Le renouveau du Quartier chinois

Alors qu’elle était déjà au ralenti depuis plusieurs années, l’économie du quartier chinois de Montréal a été particulièrement affectée par la pandémie. Mais plusieurs projets en cours devraient lui permettre de devenir un acteur important de la relance du centre-ville.

Un plan d’action pour le développement du Quartier chinois a été dévoilé par la Ville de Montréal au début de l’été 2021. La mairesse, Valérie Plante, a par ailleurs affirmé, sur son compte Twitter, être « déterminée à protéger [le Quartier chinois] et à le mettre en valeur dans le cadre de la relance. »
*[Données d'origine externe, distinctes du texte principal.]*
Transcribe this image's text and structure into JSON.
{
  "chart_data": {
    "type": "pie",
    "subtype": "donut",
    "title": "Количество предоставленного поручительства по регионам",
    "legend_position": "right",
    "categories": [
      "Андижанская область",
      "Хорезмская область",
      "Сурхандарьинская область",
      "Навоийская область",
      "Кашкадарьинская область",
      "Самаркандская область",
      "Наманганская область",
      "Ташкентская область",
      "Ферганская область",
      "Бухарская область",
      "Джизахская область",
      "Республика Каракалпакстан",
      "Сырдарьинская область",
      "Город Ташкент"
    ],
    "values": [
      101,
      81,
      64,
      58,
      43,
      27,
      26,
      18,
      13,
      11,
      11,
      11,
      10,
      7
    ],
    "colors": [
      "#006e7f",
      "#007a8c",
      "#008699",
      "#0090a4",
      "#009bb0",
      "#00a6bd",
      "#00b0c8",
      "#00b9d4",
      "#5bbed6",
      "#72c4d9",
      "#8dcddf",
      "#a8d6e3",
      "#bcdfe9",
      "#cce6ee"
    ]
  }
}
Une mobilisation commerçante

La pièce maîtresse de ce plan de relance est, selon moi, la création d’un regroupement commercial, observe Winston Chan, entrepreneur. « C’est un gros défi de l’implanter – il faut mobiliser les commerçants –, mais c’est cette alliance, supervisée par une saine gouvernance, qui permettra de relancer le quartier et d’inciter les Montréalais à revenir s’y promener. »
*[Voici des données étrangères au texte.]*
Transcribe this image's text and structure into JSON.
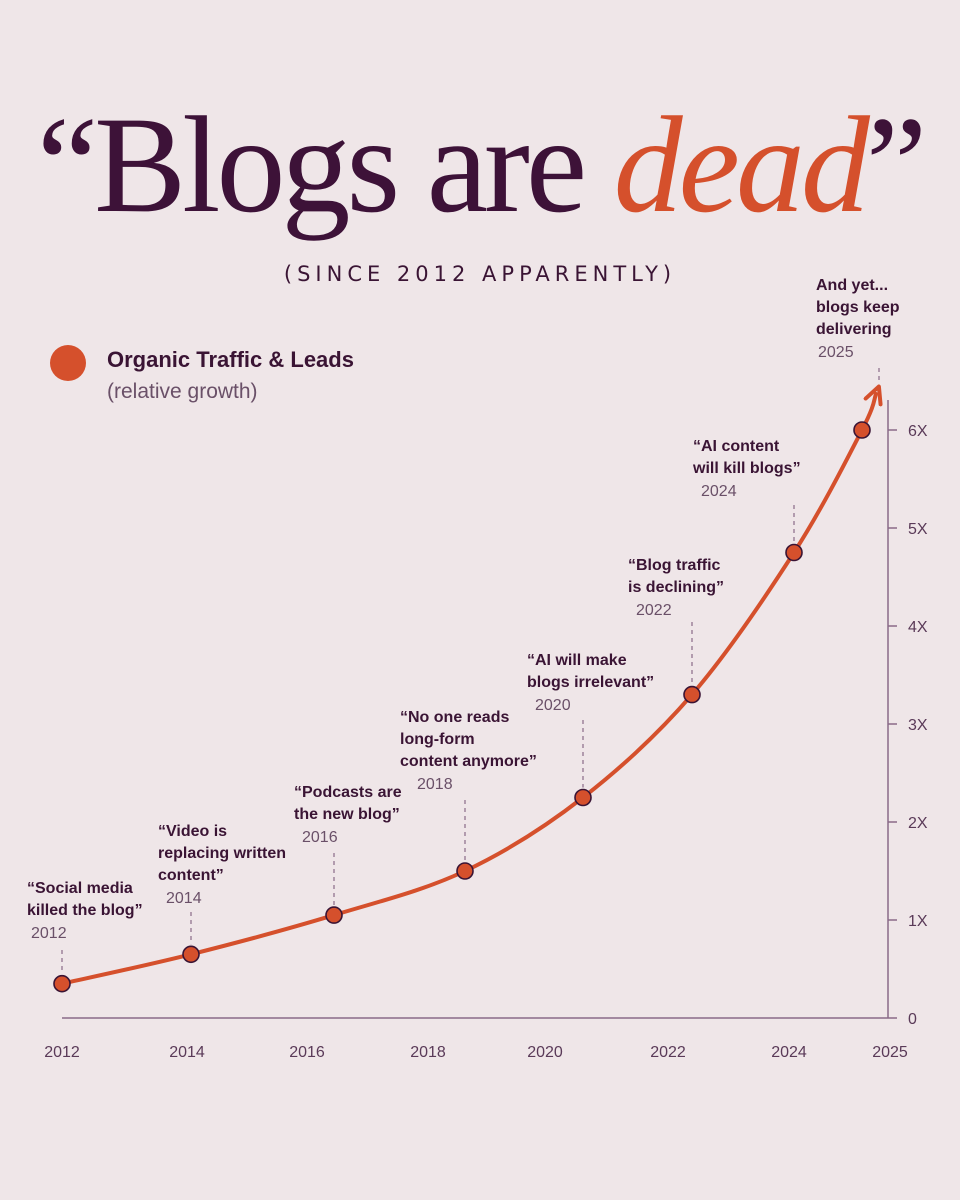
{
  "header": {
    "title_open_quote": "“",
    "title_main": "Blogs are ",
    "title_accent": "dead",
    "title_close_quote": "”",
    "subtitle": "(SINCE 2012 APPARENTLY)"
  },
  "legend": {
    "label": "Organic Traffic & Leads",
    "sub": "(relative growth)"
  },
  "colors": {
    "background": "#efe6e8",
    "text": "#3a1434",
    "accent": "#d5502c",
    "axis": "#8a6a88"
  },
  "chart_data": {
    "type": "line",
    "x_ticks": [
      "2012",
      "2014",
      "2016",
      "2018",
      "2020",
      "2022",
      "2024",
      "2025"
    ],
    "y_ticks": [
      "0",
      "1X",
      "2X",
      "3X",
      "4X",
      "5X",
      "6X"
    ],
    "ylim": [
      0,
      6
    ],
    "y_axis_position": "right",
    "grid": false,
    "points": [
      {
        "year": 2012,
        "value": 0.35,
        "quote": [
          "“Social media",
          "killed the blog”"
        ],
        "year_label": "2012"
      },
      {
        "year": 2014,
        "value": 0.65,
        "quote": [
          "“Video is",
          "replacing written",
          "content”"
        ],
        "year_label": "2014"
      },
      {
        "year": 2016,
        "value": 1.05,
        "quote": [
          "“Podcasts are",
          "the new blog”"
        ],
        "year_label": "2016"
      },
      {
        "year": 2018,
        "value": 1.5,
        "quote": [
          "“No one reads",
          "long-form",
          "content anymore”"
        ],
        "year_label": "2018"
      },
      {
        "year": 2020,
        "value": 2.25,
        "quote": [
          "“AI will make",
          "blogs irrelevant”"
        ],
        "year_label": "2020"
      },
      {
        "year": 2022,
        "value": 3.3,
        "quote": [
          "“Blog traffic",
          "is declining”"
        ],
        "year_label": "2022"
      },
      {
        "year": 2024,
        "value": 4.75,
        "quote": [
          "“AI content",
          "will kill blogs”"
        ],
        "year_label": "2024"
      },
      {
        "year": 2025,
        "value": 6.0,
        "quote": [
          "And yet...",
          "blogs keep",
          "delivering"
        ],
        "year_label": "2025"
      }
    ]
  }
}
« Ce regroupement pourrait aider les commerçants en les accompagnant dans la création de leurs sites web et dans leurs demandes de subventions ou en leur offrant des services de consultation, explique M. Chan. Ces efforts permettraient de renforcer leur santé financière et insuffleraient, par la même occasion, une nouvelle vitalité commerciale au Quartier chinois. »
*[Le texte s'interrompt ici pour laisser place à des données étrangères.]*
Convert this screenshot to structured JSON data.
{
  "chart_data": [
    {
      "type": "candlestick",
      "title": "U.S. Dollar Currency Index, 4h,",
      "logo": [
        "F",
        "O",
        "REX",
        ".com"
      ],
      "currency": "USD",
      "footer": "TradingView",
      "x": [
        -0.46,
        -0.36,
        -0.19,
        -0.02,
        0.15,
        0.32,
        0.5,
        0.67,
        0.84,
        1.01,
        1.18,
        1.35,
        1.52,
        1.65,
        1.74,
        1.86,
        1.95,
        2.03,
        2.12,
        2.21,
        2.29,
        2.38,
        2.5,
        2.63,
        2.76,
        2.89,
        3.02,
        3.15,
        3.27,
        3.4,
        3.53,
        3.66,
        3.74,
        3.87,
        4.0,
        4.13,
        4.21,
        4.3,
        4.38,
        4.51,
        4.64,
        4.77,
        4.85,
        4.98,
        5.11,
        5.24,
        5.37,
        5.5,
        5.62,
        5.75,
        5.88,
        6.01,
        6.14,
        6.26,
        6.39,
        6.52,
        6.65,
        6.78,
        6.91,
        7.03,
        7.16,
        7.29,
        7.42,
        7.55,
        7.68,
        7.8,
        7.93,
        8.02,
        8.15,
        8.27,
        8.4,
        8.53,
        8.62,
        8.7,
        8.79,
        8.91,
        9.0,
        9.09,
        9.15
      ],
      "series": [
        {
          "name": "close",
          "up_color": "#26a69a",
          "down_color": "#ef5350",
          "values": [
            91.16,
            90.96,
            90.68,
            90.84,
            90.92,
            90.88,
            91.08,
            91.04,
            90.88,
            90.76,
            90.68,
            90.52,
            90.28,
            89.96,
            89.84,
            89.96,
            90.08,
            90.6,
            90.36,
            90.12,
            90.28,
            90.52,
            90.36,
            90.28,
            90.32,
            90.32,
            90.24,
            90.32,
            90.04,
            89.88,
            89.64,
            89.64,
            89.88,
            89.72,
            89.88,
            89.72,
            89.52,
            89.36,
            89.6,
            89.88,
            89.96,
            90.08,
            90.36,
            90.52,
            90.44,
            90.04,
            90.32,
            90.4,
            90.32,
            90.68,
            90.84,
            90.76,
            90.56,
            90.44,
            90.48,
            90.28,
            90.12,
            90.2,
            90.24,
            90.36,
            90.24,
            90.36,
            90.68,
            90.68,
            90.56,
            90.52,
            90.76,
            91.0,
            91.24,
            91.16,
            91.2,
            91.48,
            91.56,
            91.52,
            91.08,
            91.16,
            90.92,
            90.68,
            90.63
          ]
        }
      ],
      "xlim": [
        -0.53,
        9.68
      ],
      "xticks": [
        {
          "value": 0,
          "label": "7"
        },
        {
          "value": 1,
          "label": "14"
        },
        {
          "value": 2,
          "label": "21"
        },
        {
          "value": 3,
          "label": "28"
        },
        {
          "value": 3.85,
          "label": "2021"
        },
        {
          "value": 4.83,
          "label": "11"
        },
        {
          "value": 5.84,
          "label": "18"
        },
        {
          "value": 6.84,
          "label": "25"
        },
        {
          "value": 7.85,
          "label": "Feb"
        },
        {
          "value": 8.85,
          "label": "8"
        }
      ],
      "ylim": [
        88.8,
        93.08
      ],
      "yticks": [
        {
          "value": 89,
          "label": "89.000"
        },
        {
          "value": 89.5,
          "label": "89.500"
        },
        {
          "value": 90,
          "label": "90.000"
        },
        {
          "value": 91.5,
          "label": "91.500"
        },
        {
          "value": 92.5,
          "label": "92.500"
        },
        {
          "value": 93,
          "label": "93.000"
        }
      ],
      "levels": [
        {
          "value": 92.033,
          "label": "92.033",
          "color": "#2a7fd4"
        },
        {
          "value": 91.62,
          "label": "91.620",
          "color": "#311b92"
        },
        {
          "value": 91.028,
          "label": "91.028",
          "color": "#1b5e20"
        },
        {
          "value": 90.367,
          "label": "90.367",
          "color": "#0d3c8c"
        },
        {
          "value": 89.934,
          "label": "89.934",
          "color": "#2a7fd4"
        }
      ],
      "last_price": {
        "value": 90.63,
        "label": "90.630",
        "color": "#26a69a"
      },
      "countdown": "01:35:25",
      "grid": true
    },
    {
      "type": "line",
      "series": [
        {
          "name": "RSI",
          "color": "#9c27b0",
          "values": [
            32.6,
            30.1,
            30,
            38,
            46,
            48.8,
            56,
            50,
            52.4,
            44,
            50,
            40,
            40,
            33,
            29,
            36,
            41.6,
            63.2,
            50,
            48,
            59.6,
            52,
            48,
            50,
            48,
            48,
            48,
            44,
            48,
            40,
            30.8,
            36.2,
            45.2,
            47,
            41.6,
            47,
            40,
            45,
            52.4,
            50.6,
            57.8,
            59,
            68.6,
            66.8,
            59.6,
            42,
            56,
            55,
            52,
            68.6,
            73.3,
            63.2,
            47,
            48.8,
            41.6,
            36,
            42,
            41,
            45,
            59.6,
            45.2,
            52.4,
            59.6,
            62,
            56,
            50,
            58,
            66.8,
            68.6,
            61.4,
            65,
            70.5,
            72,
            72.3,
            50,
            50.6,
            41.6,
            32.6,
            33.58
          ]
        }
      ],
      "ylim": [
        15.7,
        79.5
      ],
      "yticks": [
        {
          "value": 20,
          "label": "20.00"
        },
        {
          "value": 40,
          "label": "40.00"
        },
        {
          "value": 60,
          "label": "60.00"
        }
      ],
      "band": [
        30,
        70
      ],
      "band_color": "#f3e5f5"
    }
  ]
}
Un potentiel attractif indéniable

« De plus en plus d’entrepreneurs et de commerçants constatent les efforts déployés dans le quartier et souhaitent maintenant s’y installer, observe Eva Hu, copropriétaire de la chaîne de restaurants Le Coq Frit. C’est un lieu de vie familial, culturel et touristique, et surtout le seul quartier chinois francophone en Amérique du Nord ! Son potentiel attractif est indéniable. »

L’entrepreneuse signale avoir participé à l’élaboration du plan de relance, en concertation avec la Ville. Elle dit aussi connaître des commerçants indépendants déjà enthousiastes à l’idée de s’installer dans le Quartier chinois et de s’impliquer dans son écosystème.

« Le Chinatown de Montréal est un emplacement culturel et stratégique qui relie le Vieux-Port au centre-ville, tout en ajoutant une identité historique propre à notre ville, ajoute David Schmidt, restaurateur et propriétaire du bar Le Mal Nécessaire. Je crois fermement qu’il mérite d’être préservé et honoré et j’appuie les initiatives [de la Ville] qui visent sa relance économique. »

Un enjeu de préservation du patrimoine

Un enjeu préoccupe toutefois les acteurs du Quartier chinois dans cet élan : trouver un équilibre entre la préservation de l’ancien et l’instauration du nouveau.

« Les besoins nécessaires à la survie économique du Quartier chinois sont bien définis, mais ce secteur possède une particularité qu’il faut préserver : sa richesse patrimoniale », explique Jonathan Cha, urbanologue montréalais et expert du Quartier chinois.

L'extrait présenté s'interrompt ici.